Many slum dwellers do not have a lot of alternatives. With no or limited educational qualifications and access to loans to start decent businesses, they resort to informal manual labour while others take up crime. Most of them are trapped in a poverty cycle. But some, as AUSTINE JERE writes, eke out a clean living from a dirty element of Chinsapo slums in Lilongwe.
Naturally, the sight of a person at this deserted and abandoned site just outside Chinsapo Market in Lilongwe attracts inquisitive eyes. Those in a hurry would easily dismiss such person as insane.
The site is littered with plastic bags flying in the wind and flapping from shrubs like little flags.
Rhoda Siyani spends most of her days on the site. She is as sane as a church elder. Her dirty tools and clothes are a result of the work she does.
“I make manure. I cook waste. The dirt you see here is money,” she said, pointing at several heaps of rubbish.
Siyani, originally from Tradition Authority Kalembo in Balaka, cannot recall when she settled in Chinsapo or when she was born.

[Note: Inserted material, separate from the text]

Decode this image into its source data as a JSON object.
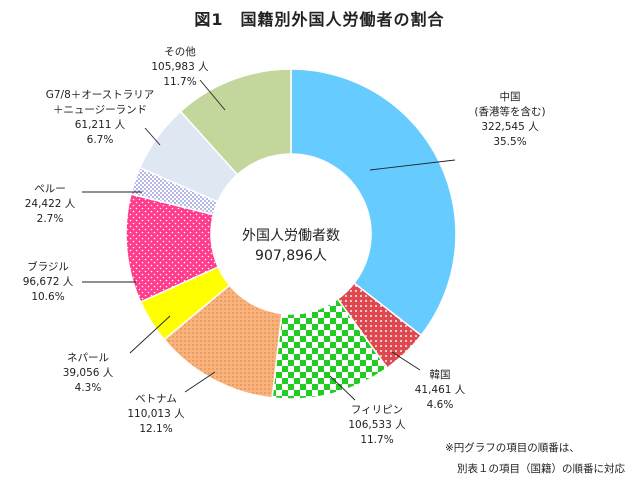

All she knows is that she grew up and married in the township.
She said she used to sell charcoal at Chinsapo Market and ventured into manure manufacturing in 2010. She grows corn and groundnuts on the family land on the northern bank of Lilongwe River and has seven children to tend to.
“Manure takes long to mature but it is more profitable than selling charcoal,” said Siyani.
Every day she enters the market with an empty, dirty green bucket, tellingly certain that she has nothing to sell.
She picks and packs refuse pieces; anything dumped there, her bucket swallows; banana skins, cabbage envelops, potato stalks and peels, rotten onions and squeezed tomatoes.
“Once enough refuse is gathered, it is watered and covered with plastic bags so that it heats up and decays,” she said.
The waste is thrown into an “oven,” and it takes six months for the ‘dough’ to bake. Siyani said she visits the site regularly to turn the waste so that decomposition is uniform.
Siyani learnt the skills of this hidden treasure from the Centre for Community Organisation and Development (CCODE) four years ago.
As part of its sanitation and women empowerment lobby, CCODE trained some women to keep them economically oiled while simultaneously aiding the city’s cleanliness.
Initially, the women were divided into two groups, each with its own manufacturing style. One group produced manure by sieving waste while the other did it by baking.
Siyani was a member of the fist group.
“Sieved manure was less effective compared to the cooked material. So, it was not very profitable,” recalled Siyani.
Expectedly, members gradually relocated to the other group until the sieving process died out.
So, Siyani is not alone in the trade; it is a dozen-member factory but each member performs individually. No wonder, the group has no name.
Siyani said previously Chinsapo Market was always filthy. The Lilongwe City Council rarely collected refuse in the township.
“Flies would be feasting and buzzing everywhere and the place was stinking,” she said.
But now, Siyani has usurped the city’s duty and has done so productively. The manure she bakes is universally effective. It discriminates no crop, favours no land and denies no weather.
“The manure is more efficient than chemical fertiliser. Its effectiveness lasts at least two years,” she said.
Mainly, the manure is sold to Four Seasons Nurseries in Lilongwe where botanists use it for nourishing flowers.
“A 20-litre pail sells at K150 and the entire heap can fetches about K25 000 (about $62.50),” she said.
Siyani’s family is big. She feeds and shelters seven of her children, one of whom needs school fees.
“My house was a small, grass-thatched structure, but I have expanded and iron-roofed it,” she said.
Manure has enabled her to buy television and radio sets, so she no longer has to go to the neighbours for radio dramas and television soaps.
Siyani also pays school fees for her last born son at Chikhandwe Community Day Secondary School.
The business is not all rosy, though.
The manufacturing site is not spacious and it is far from water sources. Siyani draws water from Lilongwe River which is about a kilometre away.
She tries to bake more heaps during the rainy season but the space limits her as the same small piece of land has to take 12 other people who are also in the manure business.
“It’s tiresome to ascend the distance from the river to here with a water bucket on your head,” she said.
After being baked, the manure needs grading as well. Siyani said buyers do not like manure mixed with stone, plastic bags and some unwanted pieces.
Siyani said all manufacturers she knows sell the product at Four Season. As a result, the seller does not determine the price, but the buyer.
She knows the effort she puts deserves more, but she remains satisfied with the current rates.
Siyani is so much in love with what she does such that she does not see herself outside the business.
The manure manufacturing project is also being implemented in Mtandire and Area 23 in Lilongwe.